As above, consider a long message of $T$ transmitted symbols. First allocate some bits for error correction and choose $S$ such that:

$$S < C = H - r$$

Further

$$S = C - \eta = H - r - \eta$$

Where the number of error correcting bits is just shy of $T \cdot \eta$. Choose codewords in the source representation so that there are $2^{T \cdot S}$ codewords that sit in $2^{T \cdot H}$ total configurations.
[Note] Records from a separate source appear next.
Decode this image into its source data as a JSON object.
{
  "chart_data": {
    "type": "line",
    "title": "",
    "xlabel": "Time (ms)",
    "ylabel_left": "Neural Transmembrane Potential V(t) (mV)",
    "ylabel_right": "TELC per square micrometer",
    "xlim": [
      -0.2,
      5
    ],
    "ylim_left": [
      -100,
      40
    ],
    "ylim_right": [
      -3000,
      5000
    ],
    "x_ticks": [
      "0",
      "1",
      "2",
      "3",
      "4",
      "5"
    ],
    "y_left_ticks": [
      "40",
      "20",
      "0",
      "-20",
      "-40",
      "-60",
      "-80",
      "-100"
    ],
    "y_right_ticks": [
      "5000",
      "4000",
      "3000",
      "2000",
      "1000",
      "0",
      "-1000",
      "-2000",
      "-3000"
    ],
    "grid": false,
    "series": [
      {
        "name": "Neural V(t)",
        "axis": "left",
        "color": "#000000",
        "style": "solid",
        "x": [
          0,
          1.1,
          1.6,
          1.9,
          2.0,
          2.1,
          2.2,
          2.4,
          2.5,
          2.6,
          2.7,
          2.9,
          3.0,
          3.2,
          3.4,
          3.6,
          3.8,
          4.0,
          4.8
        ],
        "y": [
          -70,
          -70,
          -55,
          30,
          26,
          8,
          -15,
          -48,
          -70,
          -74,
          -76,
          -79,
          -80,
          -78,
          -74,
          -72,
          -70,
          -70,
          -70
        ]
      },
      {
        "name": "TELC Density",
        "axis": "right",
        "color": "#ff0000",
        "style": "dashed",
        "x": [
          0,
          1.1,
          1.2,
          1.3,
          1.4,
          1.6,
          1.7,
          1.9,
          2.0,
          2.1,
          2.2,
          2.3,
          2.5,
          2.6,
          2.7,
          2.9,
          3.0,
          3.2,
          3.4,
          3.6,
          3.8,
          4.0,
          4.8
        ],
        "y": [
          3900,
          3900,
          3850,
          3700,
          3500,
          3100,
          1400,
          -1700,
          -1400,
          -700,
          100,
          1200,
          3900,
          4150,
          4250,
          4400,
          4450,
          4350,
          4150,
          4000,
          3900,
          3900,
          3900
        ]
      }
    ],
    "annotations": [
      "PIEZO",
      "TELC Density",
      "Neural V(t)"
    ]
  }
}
Sent messages will be from the restricted set of codewords and has probability:

$$\frac{2^{T \cdot S}}{2^{T \cdot H}} = 2^{T \cdot (S - H)}$$

A received message of $T \cdot H$ bits long will have $T \cdot r$ corrupted by error. The number of possible source configurations that could have sent the received message is:

$$2^{T \cdot r}$$

The probability that there is another codeword in the $2^{T \cdot r}$ number of theoretical sent messages, aside from the source codeword, is the probability that none of the other codewords are hit:

$$[ 1 - 2^{ T \cdot (S - H) } ]^{ 2^{T \cdot r} }$$ $$= [ 1 - \frac{2^{ -T \cdot \eta}}{2^{T \cdot r}} ]^{2^{T \cdot r}}$$

As $T$ becomes large:

$$\approx e^{ -2^{ -T \cdot \eta } }$$ $$= 1 - 2^{ -T \cdot \eta } + O( 2^{-2 \cdot T \cdot \eta} )$$ $$\approx 1 - 2^{ -T \cdot \eta }$$

Which approaches 0.

So the chance of our transmitted encoded codeword being mistaken for another codeword is vanishingly small. As long as we choose $S$ to be less than the channel capacity $C$ and the message is long enough ($T$ is big enough) we have a low chance of a source codeword colliding after transmission with a channel error rate of $r$.